Q. Is the beneficiary of a will required to pay judgments against the deceased from proceeds of an inheritance? My ex’s mother recently passed away and he owes me a child support judgment and another judgment. His sister is the executor of the will and I would like to contact her about the judgments.
A. You should absolutely contact your former sister-in-law about the money you’re owed.
Pursuant to N.J.S.A. 2A:17-56.23b, if your ex-husband’s inheritance from his mother’s estate exceeds $2,000 and he is the subject of an outstanding child support judgment, his sister, as executor, must refrain from distributing your ex-husband’s inheritance to him until the child support judgment is satisfied to the extent made possible by the inheritance, said Shawna Brown, an attorney with Mandelbaum Salsburg in Roseland.
Your ex-husband’s sister should be made aware of the child support judgment so she can ensure that it is satisfied to the extent possible, Brown said.
“However, even if you do not notify your ex-husband’s sister about the judgment, your ex-husband’s attorney or, if he has none, his sister or her attorney, are obligated to perform a search of child support judgments to determine if one exists against your ex-husband,” Brown said. “Your ex-husband’s sister is also obligated to contact the Probation Division of the New Jersey Superior Court to arrange for the child support judgment to be satisfied in whole or in part, depending on the amount of the inheritance.”
If she fails to perform these steps and distributes your ex-husband’s inheritance to him, she can be held personally liable for the child support obligations, Brown said.
The child support judgment has priority over any other claims against your ex-husband’s inheritance, unless a court has directed otherwise or the claim is for unpaid New Jersey income tax, Brown said.

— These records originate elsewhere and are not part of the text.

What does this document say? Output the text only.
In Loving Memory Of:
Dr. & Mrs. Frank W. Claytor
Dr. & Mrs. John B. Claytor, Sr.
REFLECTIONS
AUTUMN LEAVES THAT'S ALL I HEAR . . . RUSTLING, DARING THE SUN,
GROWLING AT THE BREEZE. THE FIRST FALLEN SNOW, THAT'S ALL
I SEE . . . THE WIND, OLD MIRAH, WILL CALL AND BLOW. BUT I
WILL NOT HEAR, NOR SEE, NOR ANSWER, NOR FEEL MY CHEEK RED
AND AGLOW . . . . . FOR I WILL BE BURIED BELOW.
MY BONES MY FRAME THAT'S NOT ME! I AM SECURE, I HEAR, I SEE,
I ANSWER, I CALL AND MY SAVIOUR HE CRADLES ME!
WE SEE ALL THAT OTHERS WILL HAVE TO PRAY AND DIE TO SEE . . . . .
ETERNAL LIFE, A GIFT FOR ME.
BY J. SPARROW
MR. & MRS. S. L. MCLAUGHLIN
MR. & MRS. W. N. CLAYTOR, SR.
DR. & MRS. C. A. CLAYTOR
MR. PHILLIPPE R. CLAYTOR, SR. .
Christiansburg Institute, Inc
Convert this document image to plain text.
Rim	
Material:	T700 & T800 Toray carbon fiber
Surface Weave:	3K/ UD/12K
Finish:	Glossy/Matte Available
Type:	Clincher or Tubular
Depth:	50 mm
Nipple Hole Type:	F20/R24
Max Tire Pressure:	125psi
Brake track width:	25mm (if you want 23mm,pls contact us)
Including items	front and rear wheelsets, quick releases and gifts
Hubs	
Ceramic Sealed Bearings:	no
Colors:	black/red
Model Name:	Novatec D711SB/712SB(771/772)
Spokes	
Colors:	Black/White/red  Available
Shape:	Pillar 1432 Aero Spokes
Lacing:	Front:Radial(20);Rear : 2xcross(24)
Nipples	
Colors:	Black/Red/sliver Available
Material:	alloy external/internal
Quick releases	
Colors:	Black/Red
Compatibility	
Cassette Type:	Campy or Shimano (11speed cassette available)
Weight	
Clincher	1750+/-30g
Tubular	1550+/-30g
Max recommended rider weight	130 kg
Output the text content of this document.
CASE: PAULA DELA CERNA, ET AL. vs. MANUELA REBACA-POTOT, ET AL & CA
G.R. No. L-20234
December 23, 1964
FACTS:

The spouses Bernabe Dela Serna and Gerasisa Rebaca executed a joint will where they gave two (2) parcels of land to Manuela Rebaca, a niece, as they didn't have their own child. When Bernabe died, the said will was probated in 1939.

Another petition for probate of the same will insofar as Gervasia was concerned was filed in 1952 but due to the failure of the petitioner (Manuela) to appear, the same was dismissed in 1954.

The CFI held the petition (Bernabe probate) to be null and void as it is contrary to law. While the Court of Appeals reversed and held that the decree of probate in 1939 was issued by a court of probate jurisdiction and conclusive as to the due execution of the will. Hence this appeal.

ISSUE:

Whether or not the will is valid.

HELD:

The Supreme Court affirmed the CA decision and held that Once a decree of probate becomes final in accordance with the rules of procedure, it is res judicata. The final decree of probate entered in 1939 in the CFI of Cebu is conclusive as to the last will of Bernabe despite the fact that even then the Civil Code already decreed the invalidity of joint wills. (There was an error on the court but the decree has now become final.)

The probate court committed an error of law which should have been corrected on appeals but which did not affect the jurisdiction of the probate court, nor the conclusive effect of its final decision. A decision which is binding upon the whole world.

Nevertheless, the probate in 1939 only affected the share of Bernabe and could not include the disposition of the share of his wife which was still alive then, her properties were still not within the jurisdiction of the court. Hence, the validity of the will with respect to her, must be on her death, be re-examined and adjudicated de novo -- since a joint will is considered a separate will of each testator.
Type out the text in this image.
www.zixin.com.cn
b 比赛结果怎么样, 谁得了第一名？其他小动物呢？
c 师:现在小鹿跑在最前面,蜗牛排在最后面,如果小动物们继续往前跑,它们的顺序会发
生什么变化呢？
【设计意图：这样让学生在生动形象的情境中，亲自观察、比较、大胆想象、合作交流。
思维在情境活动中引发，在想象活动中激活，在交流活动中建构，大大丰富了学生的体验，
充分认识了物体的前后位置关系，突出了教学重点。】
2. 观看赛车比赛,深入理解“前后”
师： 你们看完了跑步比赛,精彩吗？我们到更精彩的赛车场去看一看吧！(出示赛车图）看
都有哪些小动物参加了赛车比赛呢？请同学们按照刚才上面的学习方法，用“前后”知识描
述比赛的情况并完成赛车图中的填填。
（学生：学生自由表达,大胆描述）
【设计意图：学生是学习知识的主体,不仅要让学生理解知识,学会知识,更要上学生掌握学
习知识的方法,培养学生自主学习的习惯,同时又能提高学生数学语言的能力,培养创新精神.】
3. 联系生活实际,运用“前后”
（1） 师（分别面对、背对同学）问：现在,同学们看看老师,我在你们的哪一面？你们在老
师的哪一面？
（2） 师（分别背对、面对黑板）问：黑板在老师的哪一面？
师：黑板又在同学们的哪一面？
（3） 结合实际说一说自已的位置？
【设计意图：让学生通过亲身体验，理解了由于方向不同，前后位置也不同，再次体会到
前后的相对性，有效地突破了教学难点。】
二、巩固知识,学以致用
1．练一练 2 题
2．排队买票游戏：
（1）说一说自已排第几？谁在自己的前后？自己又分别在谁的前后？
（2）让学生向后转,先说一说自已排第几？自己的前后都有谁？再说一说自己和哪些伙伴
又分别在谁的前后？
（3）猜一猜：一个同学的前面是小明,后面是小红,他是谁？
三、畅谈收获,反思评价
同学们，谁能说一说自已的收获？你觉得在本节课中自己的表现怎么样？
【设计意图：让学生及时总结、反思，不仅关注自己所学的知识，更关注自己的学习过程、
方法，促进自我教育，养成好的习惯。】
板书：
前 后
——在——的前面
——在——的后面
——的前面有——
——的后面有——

Therefore, if the amount of the child support judgment equals or exceeds the amount of your ex-husband’s inheritance, it is unlikely that you will be able to collect on your second judgment.
If the inheritance is sufficient to satisfy both the child support judgment and all or part of your judgment, you may act to collect, Brown said, noting that N.J.S.A. 2A:14-5 allows you to file an action to collect on the judgment if it was entered in the last 20 years.
This type of action is filed in the Special Civil Part of the New Jersey Superior Court.
“You may ask the court to collect the judgment from your ex-husband’s inheritance and include both him and his sister, in her capacity as executor of their mother’s estate, as parties so that she cannot withhold the amount owed pursuant to the judgment,” she said. “If the judgment was entered over 20 years ago, you can file an action to `revive’ the judgment and collect on it.”
If you are successful, the court will issue a document called a writ of execution that empowers a court officer to collect the amount of the judgment from your ex-husband or from his mother’s estate, depending on where the funds are then being held, Brown said.
She recommends you speak with an attorney who is experienced in estate administration to fully evaluate your legal rights as a creditor of the estate.